Bus shown after explosion in Sinai, February 16 2014.
An explosion tore through a bus carrying South Korean Christian tourists from Sinai to the Israeli border on Sunday, killing four people and wounding around 15.
The Egyptian Interior Ministry said three tourists and an Egyptian bus driver died in the attack, adding that the bus had been traveling to Israel from St. Catherine’s Monastery, a popular tourist destination in southern Sinai.
State television showed a photograph of the bus. Its windows were blown out and the roof had been partially torn off. Plumes of black smoke billowed from the site of the explosion on a palm tree-lined boulevard.
The ministry did not state the cause of the blast. But Reuters cited two Egyptian security sources as saying that an explosive device planted either inside or near the bus was used.
The bomb, which went off some 50 meters from the border with Israel, appeared to have been activated minutes before the passengers were due to exit the vehicle and cross the border on foot, via the Taba terminal.
Residents of Eilat heard the attack, and reported seeing smoke rising from across the border.
The IDF’s Southern Command and Magen David Adom went on high alert after the bombing.
Dozens of MDA ambulances lined up on the Israeli side of the Taba crossing to receive the wounded and transfer them to Joseftal Hospital in Eilat.
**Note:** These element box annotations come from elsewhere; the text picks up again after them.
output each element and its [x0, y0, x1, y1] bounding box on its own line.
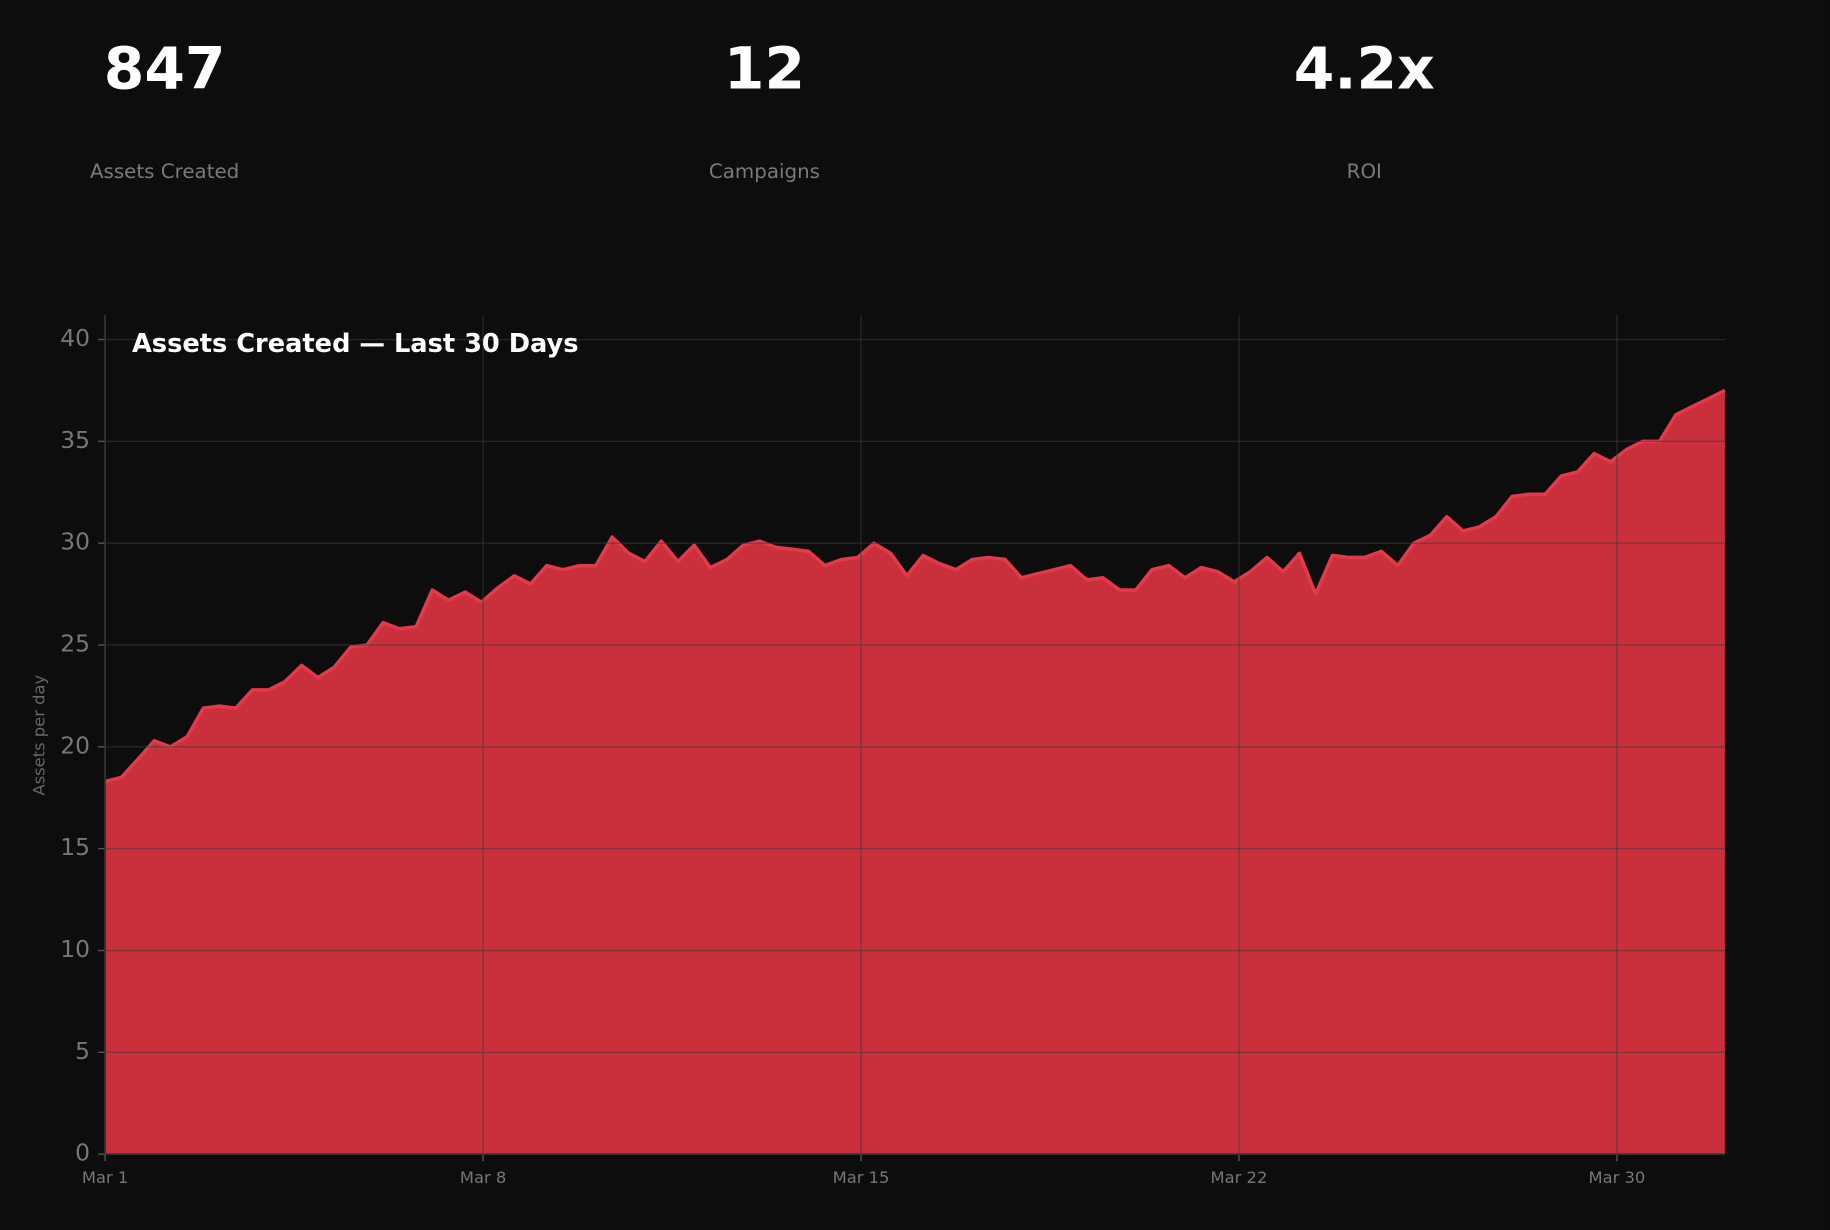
chart: 0 5 10 15 20 25 30 35 40 Mar 1 Mar 8 Mar 15 Mar 22 Ma… [60, 315, 1726, 1187]
x-tick-label: Mar 1 [82, 1168, 128, 1187]
x-tick-label: Mar 22 [1211, 1168, 1268, 1187]
y-tick-label: 20 [60, 731, 90, 759]
x-tick-label: Mar 8 [460, 1168, 506, 1187]
area-fill [105, 390, 1725, 1155]
kpi-value: 847 [104, 34, 226, 102]
y-tick-label: 30 [60, 528, 90, 556]
y-tick-label: 10 [60, 935, 90, 963]
y-tick-label: 40 [60, 324, 90, 352]
y-tick-label: 25 [60, 630, 90, 658]
y-axis-label: Assets per day [29, 675, 48, 796]
y-tick-label: 35 [60, 426, 90, 454]
x-tick-label: Mar 30 [1589, 1168, 1646, 1187]
y-tick-label: 15 [60, 833, 90, 861]
kpi-label: Assets Created [90, 160, 239, 183]
kpi-label: Campaigns [709, 160, 820, 183]
x-tick-label: Mar 15 [833, 1168, 890, 1187]
kpi-value: 12 [724, 34, 805, 102]
chart-title: Assets Created — Last 30 Days [132, 329, 579, 359]
y-tick-label: 5 [75, 1037, 90, 1065]
kpi-value: 4.2x [1294, 34, 1435, 102]
area-line [104, 388, 1726, 784]
kpi-label: ROI [1347, 160, 1382, 183]
y-tick-label: 0 [75, 1139, 90, 1167]
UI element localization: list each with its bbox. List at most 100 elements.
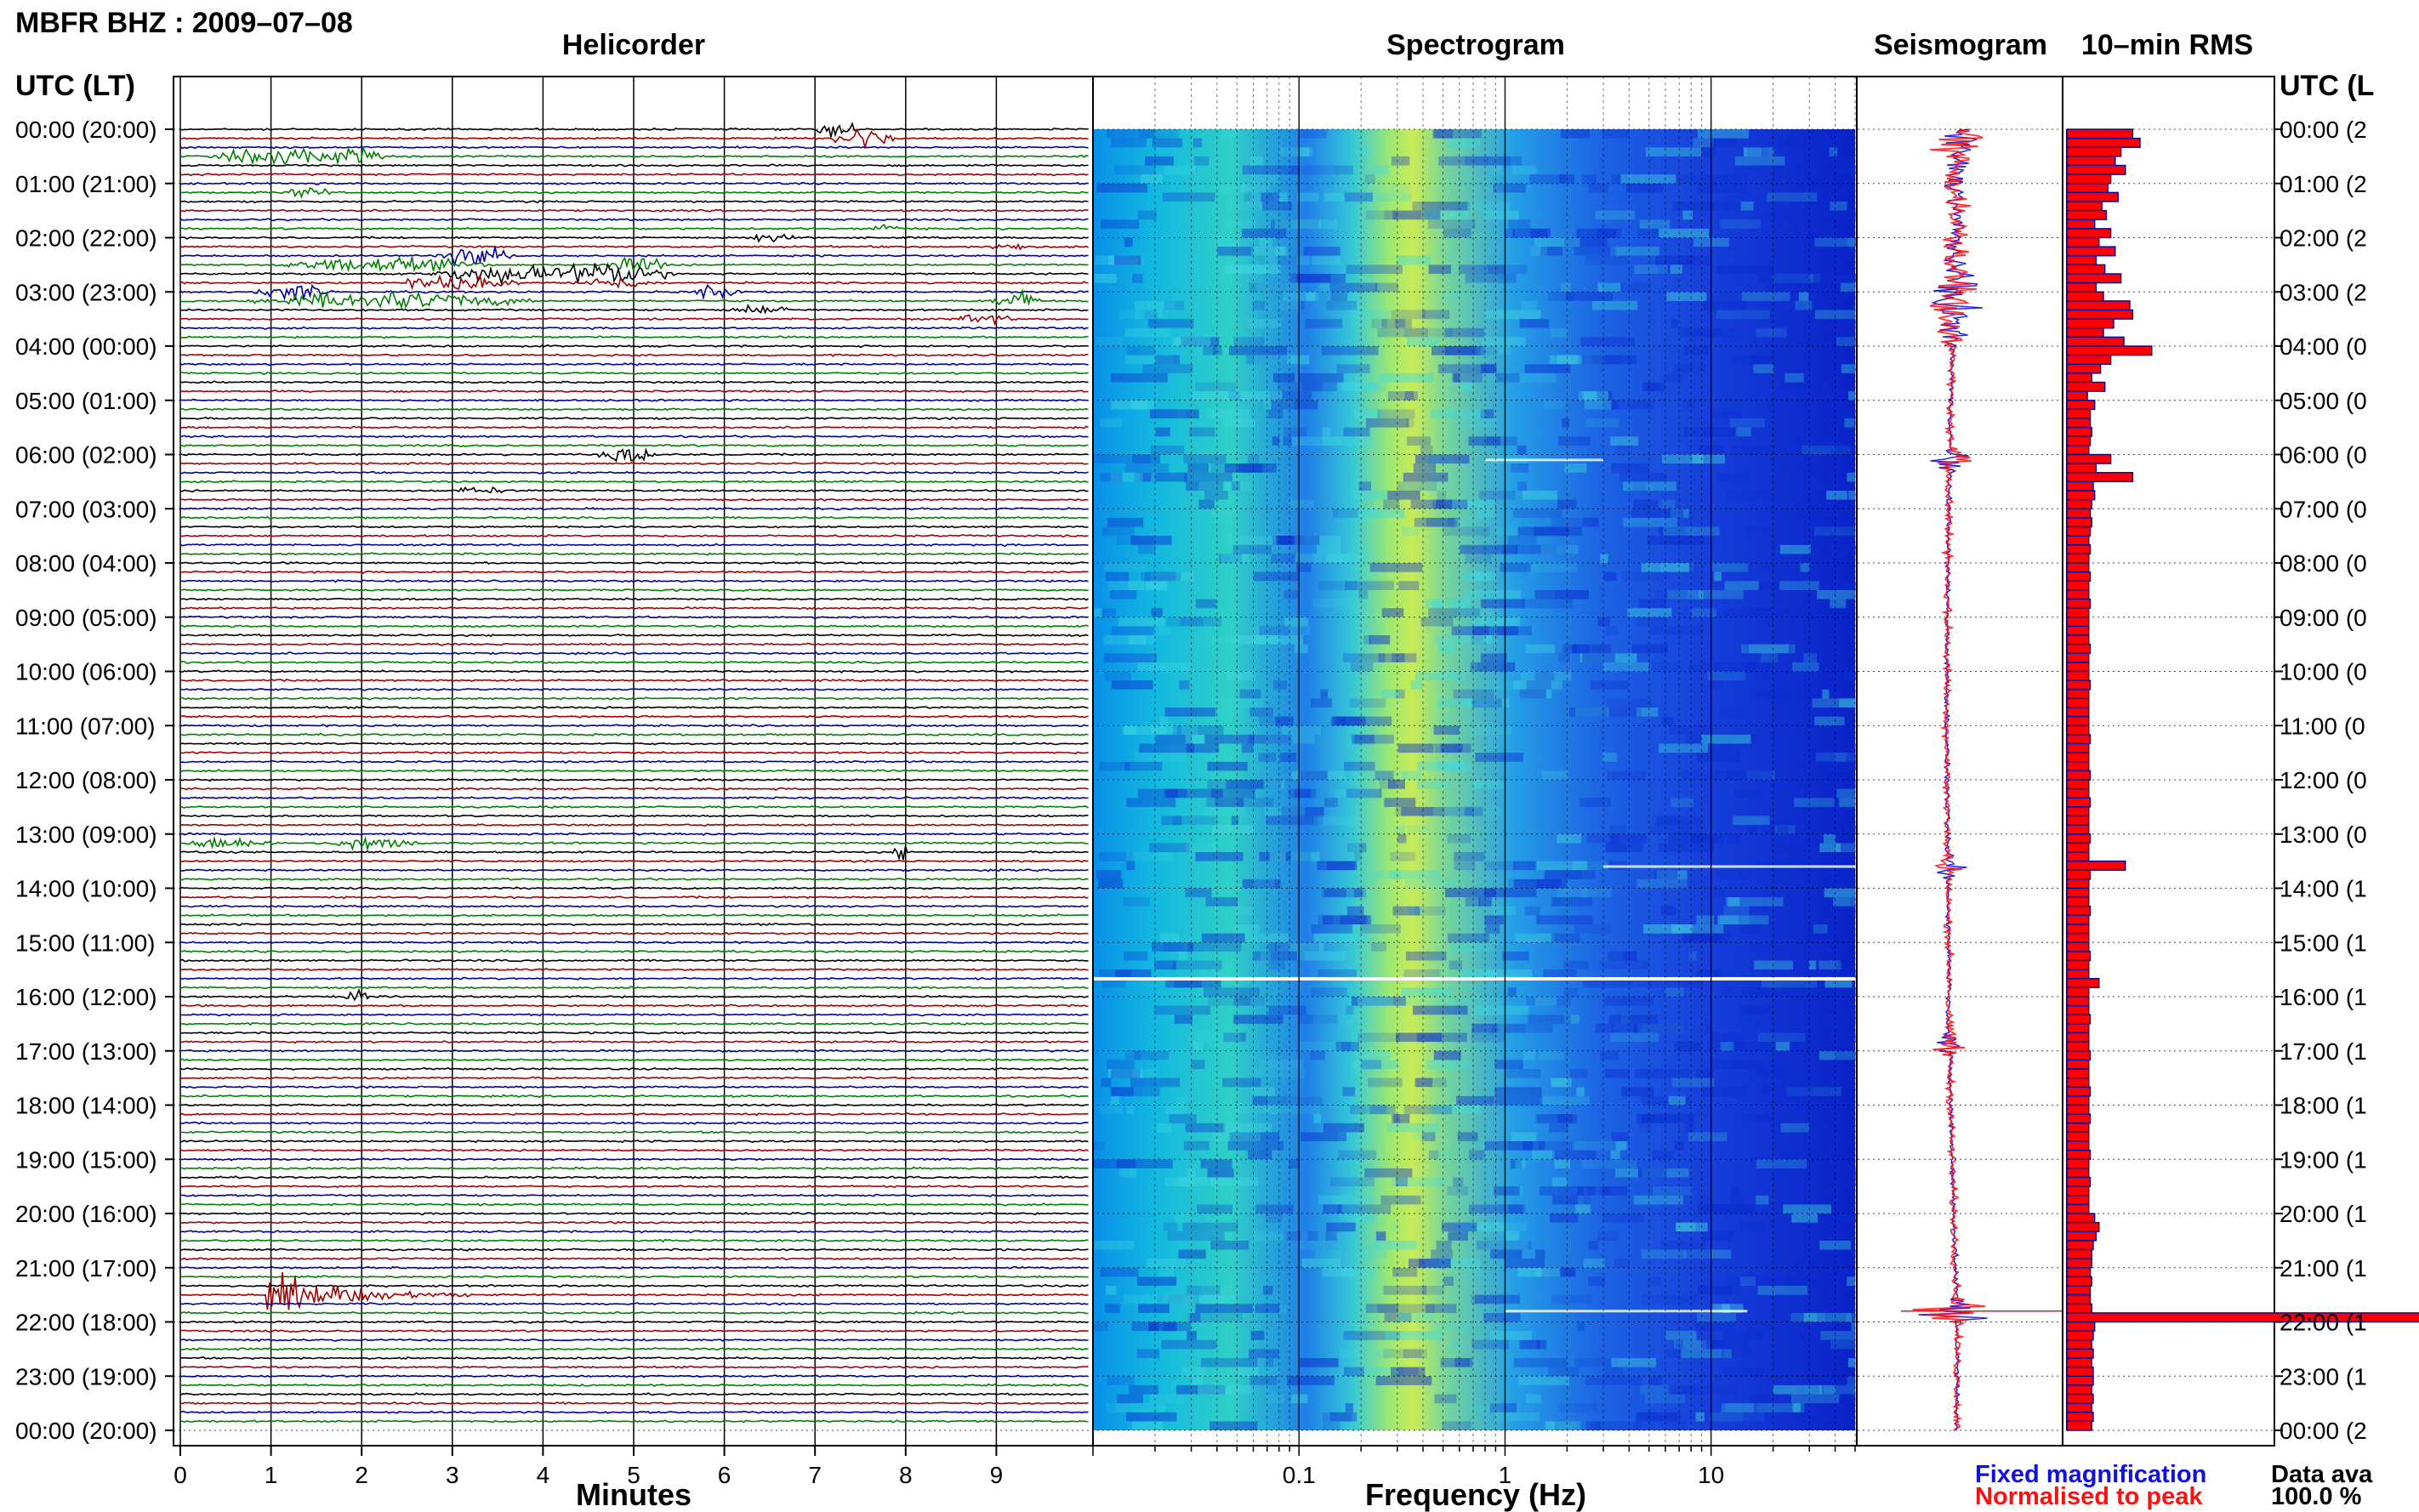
spectrogram-cell	[1734, 788, 1760, 799]
spectrogram-cell	[1740, 202, 1754, 211]
hour-label-left: 08:00 (04:00)	[15, 550, 157, 577]
spectrogram-cell	[1518, 1376, 1569, 1385]
spectrogram-cell	[1585, 255, 1629, 265]
spectrogram-cell	[1139, 129, 1180, 139]
spectrogram-cell	[1800, 327, 1857, 338]
spectrogram-cell	[1384, 1312, 1412, 1322]
helicorder-trace	[179, 723, 1089, 728]
spectrogram-cell	[1210, 463, 1266, 473]
hour-label-right: 07:00 (0	[2280, 496, 2367, 522]
spectrogram-cell	[1107, 581, 1160, 590]
spectrogram-cell	[1437, 491, 1447, 500]
helicorder-trace	[179, 525, 1089, 529]
spectrogram-cell	[1383, 499, 1400, 509]
spectrogram-cell	[1610, 436, 1639, 446]
spectrogram-cell	[1814, 526, 1872, 537]
spectrogram-cell	[1123, 897, 1150, 907]
spectrogram-cell	[1443, 292, 1465, 301]
spectrogram-cell	[1271, 554, 1312, 564]
spectrogram-cell	[1431, 409, 1486, 419]
spectrogram-cell	[1746, 445, 1774, 455]
spectrogram-cell	[1250, 1331, 1265, 1340]
spectrogram-cell	[1318, 1195, 1349, 1205]
spectrogram-cell	[1428, 608, 1480, 617]
spectrogram-cell	[1668, 1095, 1686, 1106]
spectrogram-cell	[1300, 770, 1328, 781]
spectrogram-cell	[1666, 292, 1707, 301]
spectrogram-cell	[1154, 960, 1176, 970]
spectrogram-cell	[1126, 1105, 1135, 1115]
spectrogram-cell	[1756, 1195, 1769, 1205]
spectrogram-cell	[1682, 210, 1693, 220]
spectrogram-cell	[1132, 274, 1143, 283]
spectrogram-cell	[1265, 1214, 1283, 1223]
spectrogram-cell	[1632, 481, 1647, 492]
spectrogram-cell	[1614, 1259, 1631, 1268]
hour-label-left: 19:00 (15:00)	[15, 1146, 157, 1173]
spectrogram-cell	[1565, 292, 1614, 301]
spectrogram-cell	[1714, 571, 1722, 582]
spectrogram-cell	[1829, 761, 1874, 771]
spectrogram-cell	[1229, 391, 1283, 401]
spectrogram-cell	[1445, 346, 1486, 355]
spectrogram-cell	[1604, 1367, 1624, 1377]
spectrogram-cell	[1224, 463, 1277, 473]
rms-bar	[2066, 445, 2090, 456]
spectrogram-cell	[1224, 219, 1256, 229]
helicorder-trace	[179, 353, 1089, 357]
axes-overlay: 00:00 (20:00) 00:00 (201:00 (21:00) 01:00 …	[15, 117, 2367, 1444]
hour-label-right: 12:00 (0	[2280, 767, 2367, 793]
spectrogram-cell	[1253, 951, 1305, 961]
spectrogram-cell	[1141, 174, 1163, 184]
spectrogram-cell	[1741, 292, 1790, 301]
rms-bar	[2066, 1420, 2092, 1431]
spectrogram-cell	[1437, 1150, 1452, 1160]
helicorder-trace	[179, 1139, 1089, 1144]
helicorder-trace	[179, 967, 1089, 972]
spectrogram-cell	[1169, 1114, 1197, 1123]
spectrogram-cell	[1431, 346, 1481, 355]
spectrogram-cell	[1557, 833, 1581, 844]
spectrogram-cell	[1579, 798, 1611, 807]
spectrogram-cell	[1569, 708, 1608, 717]
spectrogram-cell	[1271, 400, 1318, 410]
spectrogram-cell	[1227, 1141, 1284, 1151]
spectrogram-cell	[1812, 698, 1838, 708]
spectrogram-cell	[1454, 1358, 1473, 1367]
rms-bar	[2066, 1240, 2094, 1251]
helicorder-trace	[179, 651, 1089, 656]
spectrogram-cell	[1344, 581, 1394, 590]
spectrogram-cell	[1252, 1095, 1267, 1106]
spectrogram-cell	[1731, 355, 1767, 365]
rms-bar	[2066, 842, 2090, 853]
helicorder-trace	[179, 1383, 1089, 1388]
helicorder-trace	[179, 461, 1089, 466]
rms-bar	[2066, 453, 2112, 464]
spectrogram-cell	[1474, 1222, 1528, 1232]
helicorder-trace	[179, 804, 1089, 810]
rms-bar	[2066, 670, 2090, 681]
spectrogram-cell	[1268, 1005, 1306, 1015]
spectrogram-cell	[1710, 409, 1742, 419]
helicorder-trace	[179, 913, 1089, 918]
spectrogram-cell	[1819, 1050, 1863, 1060]
spectrogram-cell	[1422, 1286, 1445, 1295]
rms-bar	[2066, 643, 2092, 654]
spectrogram-cell	[1590, 680, 1629, 690]
spectrogram-cell	[1283, 427, 1306, 437]
spectrogram-cell	[1705, 1023, 1714, 1033]
spectrogram-cell	[1460, 544, 1518, 554]
spectrogram-cell	[1575, 708, 1609, 717]
spectrogram-cell	[1574, 1141, 1629, 1151]
spectrogram-cell	[1394, 319, 1413, 328]
spectrogram-cell	[1094, 454, 1151, 464]
spectrogram-cell	[1125, 463, 1170, 473]
spectrogram-cell	[1266, 816, 1319, 826]
spectrogram-cell	[1408, 1259, 1451, 1268]
spectrogram-cell	[1502, 544, 1557, 554]
spectrogram-cell	[1275, 247, 1288, 256]
spectrogram-cell	[1601, 1186, 1628, 1196]
spectrogram-cell	[1178, 951, 1187, 961]
spectrogram-cell	[1819, 1384, 1864, 1395]
rms-bar	[2066, 418, 2092, 429]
But MDA’s plans of receiving up to 15 people thought to be suffering from light to moderate wounds did not materialize after Egypt hospitalized all of the wounded in its own facilities.
MDA said earlier it was in touch with the Foreign Ministry, the IDF and representatives from the Red Crescent to facilitate any needed assistance.
Some Egyptian media reported that the Sinai-based terror organization Ansar Bayt al-Maqdis was behind the incident.
In English, the Muslim Brotherhood condemned the attack; however, in Arabic, it tweeted that some of those killed were “Zionists.”
Al-Qaida-inspired Islamists based in largely lawless Sinai have stepped up attacks on security forces, killing hundreds, since army chief Abdel Fattah al-Sisi ousted elected president Mohamed Morsi of the Brotherhood in July.
If terrorists were behind Sunday’s attack, that would mark a shift in strategy to targeting tourists and economic targets, and not just Egyptian police and soldiers.
Tourism Minister Hisham Zaazou said he was “very disappointed” by the attack, which revived memories of an Islamist insurgency in the 1990s.
“I hope this will be an isolated incident that will not reoccur. This is my wish. I’m reassuring that all the rest of the country is safe and secure and what happened can happen anywhere in the world,” Zaazou said.